According to Sludge, near the end of 2021, at least 11 senators and 36 representatives held somewhere between $2-6.7 million in the top 100 defense contractors. In financial disclosures for Congress’ investments, the exact numbers are not given, the reason for such a large range. 

As the war in Ukraine was approaching its opening, many of our representatives were set up to profit from the event. Last May, Congress approved a $40 billion defense package to Ukraine; our elected officials were more than prepared, to say the least. 

Rep. John Rutherford, R-FL invested up to $15,000 in Raytheon on Feb. 24, 2022, the day Russia invaded Ukraine. Rep. Marjorie Taylor Greene, R-GA bought up to $15,000 in Lockheed on Feb. 22, 2022. Rep Lois Frankel, D-FL sold up to $15,000 of Lockheed stock in January, still retaining more shares, while Rep. Diana Harshbarger, R-TN and her spouse made three trades of Lockheed shares valued up to $15,000 each that month as well. 

Sen. Deb Fischer, R-NV inherited between $50,001 and $100,000 in Lockheed shares on Dec. 26, 2021. Sen John Hickenlooper, D-CO possessed between $100,000 – $250,000 in Raytheon stock. Sen. Sheldon Whitehouse, D-RI held shares in both Lockheed and United Technologies, which was acquired by Raytheon. Sen Shelley Moore Capito, R-WV held up to $15,000 in Lockheed shares. Sen. Gary Peter, D-MI possessed up to $15,000 Raytheon as well. 

And the list goes on. What’s most troubling is that multiple lawmakers with holdings in the defense industry also sit on subcommittees. Sen. Peters is on the Committee on Homeland Security, Sen. Fischer serves on the Senate Armed Forces Subcommittee and Rep. Rutherford has a seat on the House Appropriations Committee, which is in charge of federal spending. 

Through giving aid to foreign armies and involving ourselves in conflicts worldwide, our politicians and the upper class are able to live more than comfortably through the returns they receive through stocks, among other methods, which they are led to invest in due to their knowledge of military plans and contracts down the line.

We have continually seen throughout American history how eager we are to ramp up our industry, get involved in matters halfway across the world, and then a small populationally unrepresentative group reaps the economic benefits. 

This is not an under-the-radar issue; there are laws and regulations surrounding the owning of stocks by Congress. Clearly they are not working. Now, the idea that our elected officials should not be able to invest in stocks at all is being bounced around.

“Merchants of Death” is not a new term, but it is one that aptly describes these companies and, furthermore, these politicians.
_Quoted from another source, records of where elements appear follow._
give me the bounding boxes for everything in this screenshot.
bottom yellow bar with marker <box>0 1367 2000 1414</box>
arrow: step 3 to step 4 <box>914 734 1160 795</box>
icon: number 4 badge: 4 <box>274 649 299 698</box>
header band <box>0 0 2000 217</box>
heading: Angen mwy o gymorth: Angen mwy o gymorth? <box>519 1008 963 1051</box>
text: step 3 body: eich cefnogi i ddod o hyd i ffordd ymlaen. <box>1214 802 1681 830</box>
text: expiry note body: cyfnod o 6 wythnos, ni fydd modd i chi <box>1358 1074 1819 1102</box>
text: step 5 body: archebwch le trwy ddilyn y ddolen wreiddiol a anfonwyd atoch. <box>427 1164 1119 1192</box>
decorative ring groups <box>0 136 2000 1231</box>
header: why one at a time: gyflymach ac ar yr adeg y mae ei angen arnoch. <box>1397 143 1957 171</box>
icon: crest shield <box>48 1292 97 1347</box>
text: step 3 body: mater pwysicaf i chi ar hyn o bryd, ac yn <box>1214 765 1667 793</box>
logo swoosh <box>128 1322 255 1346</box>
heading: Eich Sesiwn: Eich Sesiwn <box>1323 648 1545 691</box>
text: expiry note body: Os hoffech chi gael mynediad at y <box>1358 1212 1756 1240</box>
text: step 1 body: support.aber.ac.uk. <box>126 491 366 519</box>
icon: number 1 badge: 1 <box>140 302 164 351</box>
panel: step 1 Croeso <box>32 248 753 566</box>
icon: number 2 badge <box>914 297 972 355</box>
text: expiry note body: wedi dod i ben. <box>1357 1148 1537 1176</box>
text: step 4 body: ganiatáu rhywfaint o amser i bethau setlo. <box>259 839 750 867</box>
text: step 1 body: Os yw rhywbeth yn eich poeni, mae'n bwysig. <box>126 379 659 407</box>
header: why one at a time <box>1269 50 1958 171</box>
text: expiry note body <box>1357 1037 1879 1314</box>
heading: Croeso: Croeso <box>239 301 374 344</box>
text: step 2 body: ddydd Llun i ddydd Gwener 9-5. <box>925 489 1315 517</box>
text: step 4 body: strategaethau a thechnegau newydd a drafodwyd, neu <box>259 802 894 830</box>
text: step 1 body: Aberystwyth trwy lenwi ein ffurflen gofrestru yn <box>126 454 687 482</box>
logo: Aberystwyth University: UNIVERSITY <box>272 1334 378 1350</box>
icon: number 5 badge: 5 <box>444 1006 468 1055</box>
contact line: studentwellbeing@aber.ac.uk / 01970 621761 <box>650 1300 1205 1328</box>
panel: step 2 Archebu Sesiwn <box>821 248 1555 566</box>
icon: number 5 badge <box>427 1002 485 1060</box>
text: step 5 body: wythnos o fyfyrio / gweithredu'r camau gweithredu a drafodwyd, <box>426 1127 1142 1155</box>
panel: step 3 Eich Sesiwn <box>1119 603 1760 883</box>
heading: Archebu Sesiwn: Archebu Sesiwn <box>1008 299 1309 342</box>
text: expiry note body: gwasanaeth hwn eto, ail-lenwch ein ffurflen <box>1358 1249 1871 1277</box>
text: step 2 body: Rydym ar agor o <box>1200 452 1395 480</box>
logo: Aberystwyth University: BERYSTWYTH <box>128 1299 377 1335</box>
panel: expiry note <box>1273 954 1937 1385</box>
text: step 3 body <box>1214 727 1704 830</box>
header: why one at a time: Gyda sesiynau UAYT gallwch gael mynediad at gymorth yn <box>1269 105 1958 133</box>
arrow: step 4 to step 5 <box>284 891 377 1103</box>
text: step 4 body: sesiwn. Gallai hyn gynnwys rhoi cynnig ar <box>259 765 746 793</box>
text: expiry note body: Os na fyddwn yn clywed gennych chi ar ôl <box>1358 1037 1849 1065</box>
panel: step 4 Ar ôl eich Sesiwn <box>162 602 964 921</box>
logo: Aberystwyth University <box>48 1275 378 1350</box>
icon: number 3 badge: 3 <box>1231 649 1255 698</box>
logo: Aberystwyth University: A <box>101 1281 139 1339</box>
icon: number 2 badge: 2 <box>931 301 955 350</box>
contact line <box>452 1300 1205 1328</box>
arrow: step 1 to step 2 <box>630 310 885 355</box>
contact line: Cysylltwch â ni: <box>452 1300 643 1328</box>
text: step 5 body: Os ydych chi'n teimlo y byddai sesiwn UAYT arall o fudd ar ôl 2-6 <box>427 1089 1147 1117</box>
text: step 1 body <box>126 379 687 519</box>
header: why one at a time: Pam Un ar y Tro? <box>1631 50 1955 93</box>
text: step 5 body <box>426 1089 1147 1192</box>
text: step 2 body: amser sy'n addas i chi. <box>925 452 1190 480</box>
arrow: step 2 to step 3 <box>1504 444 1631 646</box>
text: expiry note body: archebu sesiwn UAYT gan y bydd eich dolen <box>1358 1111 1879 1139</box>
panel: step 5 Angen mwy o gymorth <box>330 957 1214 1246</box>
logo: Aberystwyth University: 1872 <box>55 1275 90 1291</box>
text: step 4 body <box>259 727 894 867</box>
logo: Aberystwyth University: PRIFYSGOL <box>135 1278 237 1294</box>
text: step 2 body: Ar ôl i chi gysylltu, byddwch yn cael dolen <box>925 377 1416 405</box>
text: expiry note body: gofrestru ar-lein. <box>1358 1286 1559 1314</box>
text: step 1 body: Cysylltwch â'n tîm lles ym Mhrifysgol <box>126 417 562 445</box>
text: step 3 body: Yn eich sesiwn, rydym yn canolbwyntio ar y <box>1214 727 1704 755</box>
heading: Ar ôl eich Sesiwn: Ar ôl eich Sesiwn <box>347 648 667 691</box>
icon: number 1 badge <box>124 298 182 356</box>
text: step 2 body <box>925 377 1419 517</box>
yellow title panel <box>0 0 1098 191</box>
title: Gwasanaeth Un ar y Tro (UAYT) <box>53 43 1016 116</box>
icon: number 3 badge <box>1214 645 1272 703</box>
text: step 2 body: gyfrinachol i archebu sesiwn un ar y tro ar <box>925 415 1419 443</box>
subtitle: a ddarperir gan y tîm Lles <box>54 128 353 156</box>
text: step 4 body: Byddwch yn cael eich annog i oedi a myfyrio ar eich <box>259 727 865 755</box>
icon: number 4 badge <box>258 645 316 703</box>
Their will to act like this behind the guise of financial wisdom and upward mobility through investing, while telling the populace that they are anti-war, is astounding and is the kind of boldfaced contradictions that have become all too common in our politics. 

The ability to make money directly off of the suffering and death of others seems like something straight out of a dystopian movie. Sadly, it is not fiction, but our reality in America.